Mensen realiseren zich niet dat God hen een Geest heeft gegeven zoals die van God – een diepere Geest, een Geest die niet gecorrumpeerd is door de wereld. Ze denken dat Gods Geest net zo is als hun persoonlijke geest, alleen groter en krachtiger. Hier ontstaan de noties van een jaloerse God, een boze God, een wraakzuchtige God in de verbeelding van mensen. Dat komt omdat ze hun eigen neigingen en hun eigen hachelijke situatie op God projecteren.
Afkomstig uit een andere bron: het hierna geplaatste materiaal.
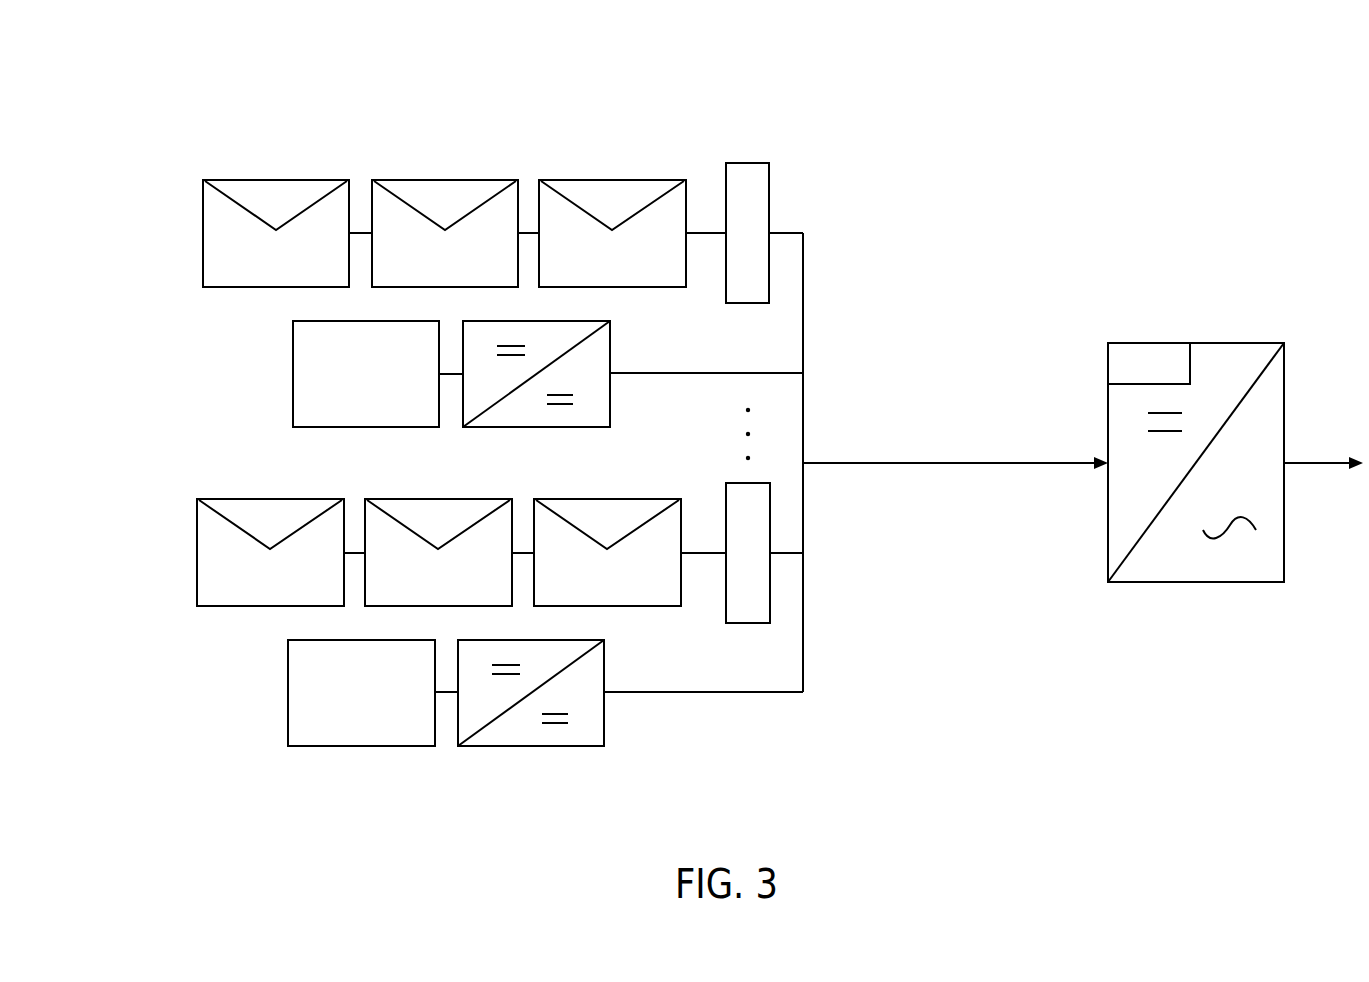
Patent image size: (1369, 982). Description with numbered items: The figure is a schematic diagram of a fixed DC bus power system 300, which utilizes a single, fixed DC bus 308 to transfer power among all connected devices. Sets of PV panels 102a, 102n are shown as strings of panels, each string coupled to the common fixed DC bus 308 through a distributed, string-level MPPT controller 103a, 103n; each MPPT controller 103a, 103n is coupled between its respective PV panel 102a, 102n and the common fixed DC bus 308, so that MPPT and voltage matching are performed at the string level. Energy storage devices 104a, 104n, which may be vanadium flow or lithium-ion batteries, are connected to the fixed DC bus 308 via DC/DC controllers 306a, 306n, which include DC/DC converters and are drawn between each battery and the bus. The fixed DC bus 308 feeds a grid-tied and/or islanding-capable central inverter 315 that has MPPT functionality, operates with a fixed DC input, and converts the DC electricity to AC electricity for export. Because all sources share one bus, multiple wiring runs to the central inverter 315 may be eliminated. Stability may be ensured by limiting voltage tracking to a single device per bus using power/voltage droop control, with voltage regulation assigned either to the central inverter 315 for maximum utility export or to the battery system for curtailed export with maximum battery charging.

The fixed DC bus power system 300 is at (182, 57).
The PV panel 102a is at (276, 180).
The PV panel 102n is at (269, 499).
The MPPT controller 103a is at (748, 163).
The MPPT controller 103n is at (747, 623).
The energy storage device 104a is at (293, 372).
The energy storage device 104n is at (362, 746).
The DC/DC controller 306a is at (611, 380).
The DC/DC controller 306n is at (530, 746).
The fixed DC bus 308 is at (1020, 462).
The central inverter 315 is at (1196, 582).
Als God almachtig is, hoe kan God dan onzeker zijn? Als God weet welke fouten je gaat maken, waarom zou God je dan straffen voor het maken van die fouten? Als God weet dat zonder Kennis je geest verward en verloren zou zijn in de wereld, waarom zou God je daar dan voor straffen? Dat zou hetzelfde zijn als een baby straffen omdat hij huilt, of een kind straffen omdat het kinderachtig is. Dit is onwetend, en toch zijn deze ideeën heel gangbaar in de wereld, heel gangbaar onder bepaalde mensen in bepaalde instellingen die beweren de Goddelijke wil en het Goddelijke doel in de wereld te vertegenwoordigen.

God weet dat het fysieke bestaan moeilijk en problematisch is en dat mensen daarin bang, doodsbang en gedreven zullen zijn door de omstandigheden van het leven. Daarom heeft God Kennis in jou en in alle bewuste wezens geplaatst als een bron van begeleiding; als een bron van correctie, bescherming en inspiratie.

God heeft het perfecte tegengif en de perfecte correctie voor dwaling geschapen. God verwacht hier geen perfectie van jou, alleen een grotere dienstbaarheid aan het welzijn van anderen en aan het welzijn en behoud van de wereld.